Dans un premier temps, les autorités de la République non reconnue du Haut-Karabakh ont annoncé que les Azerbaïdjanais tentaient de franchir la ligne de contact. Ensuite, l’armée russe a signalé « trois violations du régime de cessez-le-feu » par l’Azerbaïdjan. Après cela, les parties ont commencé à s’accuser de bombardements.

Lors d’une conversation avec la BBC, des experts ont noté que de cette manière, le président azerbaïdjanais Ilham Aliyev voulait très probablement pousser Erevan à résoudre les questions litigieuses dès que possible.

L’expert Olesya Vartanyan estime que l’objectif des escalades de ces derniers mois pour l’Azerbaïdjan était de capturer plusieurs sommets stratégiques, ce qui a été fait.

Crédit photo : Resul Rehimov/Agence Anadolu via Getty Images

« Des experts militaires nous expliquent qu’actuellement, la terre où se trouvent les casques bleus du Haut-Karabakh et russes est sous inspection quasi complète de l’armée azerbaïdjanaise. Ainsi, les Azerbaïdjanais peuvent voir ce qui se passe à l’intérieur de cette zone où les casques bleus sont stationnés. En outre, des représentants de Le Karabakh a déclaré qu’il se sentait entouré et croyait que l’Azerbaïdjan avait renforcé ses positions de sorte qu’à l’avenir, s’il y avait une nouvelle escalade militaire, il serait plus facile de prendre de nouveaux territoires », explique Vartanyan.

Au cours de l’été, la principale question litigieuse est restée le corridor de Lachin, une route de montagne de six kilomètres passée sous le contrôle de l’Azerbaïdjan pendant la guerre, mais qui a continué à jouer un rôle clé pour le Haut-Karabakh non reconnu, le reliant à l’Arménie. Fin août, les Russes, qui régulaient le trafic le long du corridor de Lachin, ont transféré le contrôle de la route vers l’Azerbaïdjan et se sont déplacés vers de nouvelles positions.

Selon le politologue arménien Tigran Hryhoryan, il s’agit peut-être maintenant du soi-disant corridor de Zangezur, qui devrait relier l’Azerbaïdjan à la République autonome de Nakhitchevan à travers la région de Syunik en Arménie.

Au début de l’été, le président azerbaïdjanais Ilham Aliyev a annoncé que le corridor de Zangezur était déjà en train de devenir une réalité. En fait, Erevan s’oppose à l’idée de construire un couloir de transport des régions occidentales de l’Azerbaïdjan au Nakhitchevan à travers le territoire de l’Arménie.

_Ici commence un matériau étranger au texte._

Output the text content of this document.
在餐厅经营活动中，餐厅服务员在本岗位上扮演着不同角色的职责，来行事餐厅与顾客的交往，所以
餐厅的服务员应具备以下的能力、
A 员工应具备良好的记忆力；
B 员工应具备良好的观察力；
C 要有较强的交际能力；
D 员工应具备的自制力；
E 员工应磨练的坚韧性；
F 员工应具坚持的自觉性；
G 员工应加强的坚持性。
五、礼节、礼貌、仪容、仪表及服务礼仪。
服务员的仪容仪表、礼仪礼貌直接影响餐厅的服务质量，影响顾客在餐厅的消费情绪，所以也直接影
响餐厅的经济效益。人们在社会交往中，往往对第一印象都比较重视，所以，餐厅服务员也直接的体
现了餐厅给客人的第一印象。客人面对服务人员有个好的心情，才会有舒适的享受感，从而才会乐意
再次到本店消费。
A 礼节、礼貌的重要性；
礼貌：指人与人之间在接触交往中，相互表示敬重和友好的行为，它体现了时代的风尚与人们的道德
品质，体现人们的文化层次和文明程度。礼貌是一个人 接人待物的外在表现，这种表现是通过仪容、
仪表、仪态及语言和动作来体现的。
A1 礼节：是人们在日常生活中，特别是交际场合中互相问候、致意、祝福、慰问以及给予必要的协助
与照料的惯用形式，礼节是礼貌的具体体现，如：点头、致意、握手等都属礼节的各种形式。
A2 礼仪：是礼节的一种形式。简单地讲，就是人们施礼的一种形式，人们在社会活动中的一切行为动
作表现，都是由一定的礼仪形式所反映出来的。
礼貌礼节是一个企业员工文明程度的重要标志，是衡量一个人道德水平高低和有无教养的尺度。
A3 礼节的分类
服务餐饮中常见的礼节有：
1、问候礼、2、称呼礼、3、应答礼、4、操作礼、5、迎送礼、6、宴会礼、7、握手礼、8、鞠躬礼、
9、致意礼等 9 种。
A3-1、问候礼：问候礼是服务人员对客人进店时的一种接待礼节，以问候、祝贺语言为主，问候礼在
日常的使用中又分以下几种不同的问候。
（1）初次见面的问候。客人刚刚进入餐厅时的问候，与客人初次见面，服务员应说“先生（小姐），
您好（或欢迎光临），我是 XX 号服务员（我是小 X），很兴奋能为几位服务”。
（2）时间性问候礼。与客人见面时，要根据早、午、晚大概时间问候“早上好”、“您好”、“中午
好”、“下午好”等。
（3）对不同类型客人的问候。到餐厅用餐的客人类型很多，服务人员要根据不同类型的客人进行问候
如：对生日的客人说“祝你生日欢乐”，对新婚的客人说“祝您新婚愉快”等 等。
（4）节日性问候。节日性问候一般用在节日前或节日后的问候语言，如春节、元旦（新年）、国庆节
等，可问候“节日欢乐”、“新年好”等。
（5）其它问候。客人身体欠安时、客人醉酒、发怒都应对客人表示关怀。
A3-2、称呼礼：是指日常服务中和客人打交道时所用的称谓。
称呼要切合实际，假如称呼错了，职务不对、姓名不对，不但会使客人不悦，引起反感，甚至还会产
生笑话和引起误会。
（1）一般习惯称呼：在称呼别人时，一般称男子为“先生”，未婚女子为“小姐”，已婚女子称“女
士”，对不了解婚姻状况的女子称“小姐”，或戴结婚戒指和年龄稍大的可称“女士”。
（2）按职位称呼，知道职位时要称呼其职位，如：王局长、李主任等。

De plus, dit Hryhoryan, cela pourrait aussi concerner l’ordre du jour du traité de paix entre l’Arménie et l’Azerbaïdjan.

« En ce moment, dans le processus d’escalade, de nouveaux récits émergent. Par exemple, des sources proches du ministère de la Défense de l’Azerbaïdjan parlent de la nécessité de créer une zone tampon entre l’Arménie et l’Azerbaïdjan. Il est évident que l’Azerbaïdjan essaie maintenant de atteindre des objectifs politiques impossibles à atteindre par la force à la table des négociations », estime l’expert.

Il espère que le seul facteur significatif dans cette situation ne pourra être qu’une réaction brutale des pays occidentaux – même si elle n’est pas publique. Mardi, on a appris que Philip Ricker, conseiller du secrétaire d’État américain pour le Caucase, avait atterri à Bakou. Et l’émissaire du chef de l’UE en Transcaucasie, Toivu Klaar, est également en route pour la région.